C’est dans ce contexte que les « migrants » les « extra-communautaires » sont montrés du doigt, accusés de tous les maux dont souffre le pays, à la fois par Berlusconi et l’extrême droite mais également par le PD et le M5S. C’est dans ce cadre qu’a eu lieu, début février, la fusillade de Macerata (Marches), au cours de laquelle un néofasciste de 28 ans a blessé par balles six jeunes travailleurs africains ou encore qu’un militant de Potere al Popolo (gauche radicale) a été blessé au couteau pendant un collage, à Pérouse (Ombrie), la semaine dernière.

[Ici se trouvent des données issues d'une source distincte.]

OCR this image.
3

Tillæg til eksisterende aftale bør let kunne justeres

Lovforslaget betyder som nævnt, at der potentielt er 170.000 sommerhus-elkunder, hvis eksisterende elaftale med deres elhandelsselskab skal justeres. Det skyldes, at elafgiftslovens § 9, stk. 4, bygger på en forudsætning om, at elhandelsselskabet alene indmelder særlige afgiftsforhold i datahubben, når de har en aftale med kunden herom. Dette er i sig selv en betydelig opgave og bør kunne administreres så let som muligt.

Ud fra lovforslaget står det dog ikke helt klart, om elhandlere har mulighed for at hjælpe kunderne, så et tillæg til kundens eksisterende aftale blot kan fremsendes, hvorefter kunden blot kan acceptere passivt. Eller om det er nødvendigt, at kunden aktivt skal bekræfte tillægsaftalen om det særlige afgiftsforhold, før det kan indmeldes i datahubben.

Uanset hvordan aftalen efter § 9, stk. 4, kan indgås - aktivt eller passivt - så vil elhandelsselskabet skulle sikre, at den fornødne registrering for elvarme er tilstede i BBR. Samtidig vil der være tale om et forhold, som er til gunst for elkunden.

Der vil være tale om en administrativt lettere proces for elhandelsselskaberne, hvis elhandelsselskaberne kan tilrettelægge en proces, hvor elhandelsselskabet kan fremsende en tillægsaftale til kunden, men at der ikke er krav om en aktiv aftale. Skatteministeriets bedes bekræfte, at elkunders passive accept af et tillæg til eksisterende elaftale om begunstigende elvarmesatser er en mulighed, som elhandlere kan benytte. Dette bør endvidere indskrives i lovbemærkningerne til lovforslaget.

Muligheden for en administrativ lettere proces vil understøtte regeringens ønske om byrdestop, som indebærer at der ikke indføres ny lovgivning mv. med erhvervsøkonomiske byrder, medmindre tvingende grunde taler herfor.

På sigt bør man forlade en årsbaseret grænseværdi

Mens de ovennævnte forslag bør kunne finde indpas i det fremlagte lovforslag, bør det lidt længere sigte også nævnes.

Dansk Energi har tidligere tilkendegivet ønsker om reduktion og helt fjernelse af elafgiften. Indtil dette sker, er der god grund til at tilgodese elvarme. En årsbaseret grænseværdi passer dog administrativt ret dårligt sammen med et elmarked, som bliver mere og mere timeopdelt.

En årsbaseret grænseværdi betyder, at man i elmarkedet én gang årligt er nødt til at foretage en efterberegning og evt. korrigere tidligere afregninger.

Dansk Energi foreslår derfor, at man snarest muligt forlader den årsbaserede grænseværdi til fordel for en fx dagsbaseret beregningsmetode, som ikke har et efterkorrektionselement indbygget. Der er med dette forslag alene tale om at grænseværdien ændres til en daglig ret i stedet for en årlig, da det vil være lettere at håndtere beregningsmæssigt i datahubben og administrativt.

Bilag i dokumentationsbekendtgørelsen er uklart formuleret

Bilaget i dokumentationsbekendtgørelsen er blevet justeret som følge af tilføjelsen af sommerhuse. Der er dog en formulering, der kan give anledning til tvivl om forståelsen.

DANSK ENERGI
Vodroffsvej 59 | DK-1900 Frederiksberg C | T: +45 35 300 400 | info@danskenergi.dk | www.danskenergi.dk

Cela ne veut pas pour autant dire que la situation soit uniquement dominée par la droite. A une semaine des élections, le 24 février, le SiCobas, l’un des syndicats de base les plus actifs sur le front des luttes et des grèves dans la logistique et le secteur agroalimentaire, a réuni près de 10.000 manifestants, à Rome, dont une majorité de travailleurs immigrés pour de meilleures conditions de travail, contre la répression et les lois xénophobes, mais sur des bases radicalement anti-électorales et abstentionnistes.

A la gauche de la gauche, sur le terrain des urnes, deux formations se présentent. Il y aura, d’un côté, Potere al Popolo (PaP), un cartel électoral « au programme antilibéral radical », selon ceux-là mêmes qui le composent, comme le dirigeant italien de la formation sœur du NPA, Franco Turigliatto, sorte de Podemos ou de France Insoumise à l’italienne mais qui n’est même pas assurée de passer la barre des 3%, en dépit de son programme volontairement modéré et, par certains aspects, chauvin. Il y aura également, de l’autre, Sinistra Rivoluzionaria, avec une audience beaucoup plus réduite mais ayant réussi à passer les obstacles anti-démocratiques de la loi électorale italienne en réunissant un peu plus de 25.000 signatures. SR réunit deux petites formations se revendiquant du trotskysme, Sinistra Classe e Rivoluzione et le Parti Communiste des Travailleurs et avance un programme beaucoup plus avancé et anticapitaliste que PaP.

Mais c’est bien l’instabilité de la politique bourgeoise qui va continuer à dominer la situation italienne dans les prochains mois, avec ses aspects extrêmement réactionnaires, mais également des possibilités, si l’ensemble des forces syndicales et politiques combatives et lutte des classes se situaient sur le terrain à la fois social mais également politique de l’affrontement face aux contre-réformes passées et à venir.